To find the derivative of the function \(f(x) = 12 + x - x^2\), we differentiate each term with respect to \(x\), using the power rule for derivatives: $$f'(x) = \frac{d}{dx}(12) + \frac{d}{dx}(x) - \frac{d}{dx}(x^2)$$ That gives us: $$f'(x) = 0 + 1 - 2x$$ And simplifying it yields: $$f'(x) = 1 - 2x$$

To find the critical points, we set \(f'(x)\) equal to 0 and solve for \(x\): $$1 - 2x = 0$$ Adding \(2x\) to both sides and dividing by \(2\), we get: $$x = \frac{1}{2}$$ So, there is one critical point: \(x=\frac{1}{2}\).

Using the critical point \(x=\frac{1}{2}\), we divide the x-axis into two intervals: \((-\infty, \frac{1}{2})\) and \((\frac{1}{2}, \infty)\). Next, we will analyze the sign of \(f'(x)\) within each interval. Pick a test point within the interval, and evaluate the sign of \(f'(x)\) at that test point.
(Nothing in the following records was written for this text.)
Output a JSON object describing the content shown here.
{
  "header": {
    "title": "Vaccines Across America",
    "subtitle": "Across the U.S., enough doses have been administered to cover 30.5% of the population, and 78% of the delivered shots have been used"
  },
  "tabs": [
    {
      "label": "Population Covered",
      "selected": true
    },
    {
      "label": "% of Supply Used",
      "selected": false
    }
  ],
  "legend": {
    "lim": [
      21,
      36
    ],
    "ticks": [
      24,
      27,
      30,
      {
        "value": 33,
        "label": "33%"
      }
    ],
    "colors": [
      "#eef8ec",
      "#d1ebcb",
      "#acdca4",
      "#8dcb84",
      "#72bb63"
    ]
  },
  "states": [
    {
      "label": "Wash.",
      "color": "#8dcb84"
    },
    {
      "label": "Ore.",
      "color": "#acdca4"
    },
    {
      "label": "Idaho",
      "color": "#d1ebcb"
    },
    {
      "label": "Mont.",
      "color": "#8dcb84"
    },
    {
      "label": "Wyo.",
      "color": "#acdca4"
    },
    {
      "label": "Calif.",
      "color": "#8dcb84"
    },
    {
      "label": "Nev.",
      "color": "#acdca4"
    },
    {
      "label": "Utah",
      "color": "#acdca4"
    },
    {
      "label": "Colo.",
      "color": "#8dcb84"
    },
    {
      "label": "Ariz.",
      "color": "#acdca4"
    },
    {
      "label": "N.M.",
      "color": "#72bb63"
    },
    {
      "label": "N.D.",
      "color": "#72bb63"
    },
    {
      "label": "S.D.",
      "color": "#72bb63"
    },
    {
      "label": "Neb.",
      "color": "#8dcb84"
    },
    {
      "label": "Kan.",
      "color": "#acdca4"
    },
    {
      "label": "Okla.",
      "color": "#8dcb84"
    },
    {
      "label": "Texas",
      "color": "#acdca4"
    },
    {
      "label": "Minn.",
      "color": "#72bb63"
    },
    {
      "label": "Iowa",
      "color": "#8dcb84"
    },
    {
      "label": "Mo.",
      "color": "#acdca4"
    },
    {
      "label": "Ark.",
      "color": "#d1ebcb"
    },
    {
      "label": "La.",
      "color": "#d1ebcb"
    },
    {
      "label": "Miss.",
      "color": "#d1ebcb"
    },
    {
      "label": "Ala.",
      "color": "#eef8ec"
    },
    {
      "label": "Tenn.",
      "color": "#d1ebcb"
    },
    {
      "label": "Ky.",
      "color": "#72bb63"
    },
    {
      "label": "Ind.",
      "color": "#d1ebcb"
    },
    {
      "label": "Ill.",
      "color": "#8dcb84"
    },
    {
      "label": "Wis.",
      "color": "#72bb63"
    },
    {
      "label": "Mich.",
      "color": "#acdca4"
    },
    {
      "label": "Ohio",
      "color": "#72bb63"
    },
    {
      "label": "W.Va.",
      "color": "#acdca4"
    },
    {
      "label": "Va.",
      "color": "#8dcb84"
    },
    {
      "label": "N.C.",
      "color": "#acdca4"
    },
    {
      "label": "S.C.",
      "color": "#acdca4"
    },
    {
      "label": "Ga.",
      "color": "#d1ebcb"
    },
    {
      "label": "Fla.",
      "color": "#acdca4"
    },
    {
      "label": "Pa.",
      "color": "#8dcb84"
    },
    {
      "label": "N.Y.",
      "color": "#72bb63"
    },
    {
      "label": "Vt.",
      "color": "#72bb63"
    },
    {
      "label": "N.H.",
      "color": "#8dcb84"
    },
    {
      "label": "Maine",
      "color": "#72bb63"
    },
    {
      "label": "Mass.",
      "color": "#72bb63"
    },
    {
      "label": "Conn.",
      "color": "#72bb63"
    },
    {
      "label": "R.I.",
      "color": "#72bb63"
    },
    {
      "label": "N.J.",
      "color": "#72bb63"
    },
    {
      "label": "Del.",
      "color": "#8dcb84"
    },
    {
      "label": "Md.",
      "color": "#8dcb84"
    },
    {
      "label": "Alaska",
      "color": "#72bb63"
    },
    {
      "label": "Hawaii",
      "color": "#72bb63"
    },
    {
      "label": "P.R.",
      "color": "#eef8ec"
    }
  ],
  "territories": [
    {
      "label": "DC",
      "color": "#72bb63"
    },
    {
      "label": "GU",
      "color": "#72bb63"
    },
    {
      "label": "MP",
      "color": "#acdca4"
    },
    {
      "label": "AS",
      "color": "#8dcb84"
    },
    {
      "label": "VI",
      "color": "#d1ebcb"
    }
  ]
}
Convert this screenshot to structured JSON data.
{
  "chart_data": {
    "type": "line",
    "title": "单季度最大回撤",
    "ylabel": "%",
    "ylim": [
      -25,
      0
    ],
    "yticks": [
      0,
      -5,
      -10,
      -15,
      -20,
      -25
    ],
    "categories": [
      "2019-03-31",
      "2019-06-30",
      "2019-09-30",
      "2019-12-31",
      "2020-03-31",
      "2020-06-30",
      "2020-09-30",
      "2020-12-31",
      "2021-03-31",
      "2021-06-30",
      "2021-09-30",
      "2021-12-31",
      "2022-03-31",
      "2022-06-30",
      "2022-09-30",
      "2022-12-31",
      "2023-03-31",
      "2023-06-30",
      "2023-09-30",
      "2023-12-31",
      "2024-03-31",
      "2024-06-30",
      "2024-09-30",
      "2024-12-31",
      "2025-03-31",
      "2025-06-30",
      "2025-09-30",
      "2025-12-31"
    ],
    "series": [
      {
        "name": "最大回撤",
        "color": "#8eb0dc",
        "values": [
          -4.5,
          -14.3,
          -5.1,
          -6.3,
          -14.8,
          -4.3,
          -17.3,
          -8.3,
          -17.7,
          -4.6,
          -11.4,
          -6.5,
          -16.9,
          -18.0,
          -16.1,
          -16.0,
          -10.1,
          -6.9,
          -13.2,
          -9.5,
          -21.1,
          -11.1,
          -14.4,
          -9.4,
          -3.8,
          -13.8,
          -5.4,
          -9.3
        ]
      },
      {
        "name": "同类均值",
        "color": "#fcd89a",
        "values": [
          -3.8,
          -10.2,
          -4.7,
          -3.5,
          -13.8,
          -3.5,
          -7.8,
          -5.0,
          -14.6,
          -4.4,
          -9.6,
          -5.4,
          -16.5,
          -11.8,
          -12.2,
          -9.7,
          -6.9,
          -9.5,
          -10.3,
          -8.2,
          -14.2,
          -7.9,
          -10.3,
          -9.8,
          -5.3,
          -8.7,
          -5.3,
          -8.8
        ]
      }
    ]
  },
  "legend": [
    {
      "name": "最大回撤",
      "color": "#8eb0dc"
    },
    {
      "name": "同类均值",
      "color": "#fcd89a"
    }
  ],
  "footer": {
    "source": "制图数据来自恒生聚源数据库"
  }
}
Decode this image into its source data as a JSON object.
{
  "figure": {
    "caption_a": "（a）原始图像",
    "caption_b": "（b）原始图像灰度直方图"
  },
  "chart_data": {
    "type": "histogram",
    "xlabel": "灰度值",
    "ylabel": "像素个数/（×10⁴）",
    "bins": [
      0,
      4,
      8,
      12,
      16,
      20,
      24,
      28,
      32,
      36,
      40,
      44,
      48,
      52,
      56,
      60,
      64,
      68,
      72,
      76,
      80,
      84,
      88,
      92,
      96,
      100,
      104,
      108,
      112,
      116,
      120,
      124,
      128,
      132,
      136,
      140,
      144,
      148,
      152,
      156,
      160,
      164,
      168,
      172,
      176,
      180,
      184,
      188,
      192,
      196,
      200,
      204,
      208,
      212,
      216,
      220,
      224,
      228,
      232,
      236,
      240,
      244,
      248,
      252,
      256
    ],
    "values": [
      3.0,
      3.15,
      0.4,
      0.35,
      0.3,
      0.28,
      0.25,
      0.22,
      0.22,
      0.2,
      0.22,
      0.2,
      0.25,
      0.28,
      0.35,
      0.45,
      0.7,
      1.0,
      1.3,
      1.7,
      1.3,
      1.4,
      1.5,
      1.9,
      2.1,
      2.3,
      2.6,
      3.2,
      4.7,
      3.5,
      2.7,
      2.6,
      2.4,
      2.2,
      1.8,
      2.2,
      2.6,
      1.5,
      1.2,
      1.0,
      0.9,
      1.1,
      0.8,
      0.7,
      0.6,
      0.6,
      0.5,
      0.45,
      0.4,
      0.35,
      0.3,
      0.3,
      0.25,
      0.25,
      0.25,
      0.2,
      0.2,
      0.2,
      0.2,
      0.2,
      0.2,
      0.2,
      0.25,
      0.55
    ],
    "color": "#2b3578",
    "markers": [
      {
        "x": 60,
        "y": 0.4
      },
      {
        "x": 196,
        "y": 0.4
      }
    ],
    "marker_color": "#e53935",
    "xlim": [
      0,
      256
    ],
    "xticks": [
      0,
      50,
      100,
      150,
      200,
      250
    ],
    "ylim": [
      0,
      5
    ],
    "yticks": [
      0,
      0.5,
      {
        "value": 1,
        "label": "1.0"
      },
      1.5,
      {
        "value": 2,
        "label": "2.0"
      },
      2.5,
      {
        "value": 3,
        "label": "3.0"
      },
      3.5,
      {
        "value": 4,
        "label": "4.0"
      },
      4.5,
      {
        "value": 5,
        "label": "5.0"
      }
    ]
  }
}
For the interval \((-\infty, \frac{1}{2})\), let's test \(x = 0\): $$f'(0) = 1 - 2(0) = 1$$ Since \(f'(x)\) is positive within this interval, the function \(f(x)\) is increasing in \((-\infty, \frac{1}{2})\). For the interval \((\frac{1}{2}, \infty)\), let's test \(x = 1\): $$f'(1) = 1 - 2(1) = -1$$ Since \(f'(x)\) is negative within this interval, the function \(f(x)\) is decreasing in \((\frac{1}{2}, \infty)\).

Once you have sketched the graph of both \(f(x) = 12 + x - x^2\) and \(f'(x) = 1 - 2x\) (you can use a graphing calculator or online graphing tool), verify that the behavior of \(f(x)\) corresponds with the sign of \(f'(x)\) in each interval. The function should be increasing where \(f'(x)\) is positive and decreasing where \(f'(x)\) is negative. In conclusion, the function \(f(x) = 12 + x - x^2\) is increasing on \((-\infty, \frac{1}{2})\) and decreasing on \((\frac{1}{2}, \infty)\).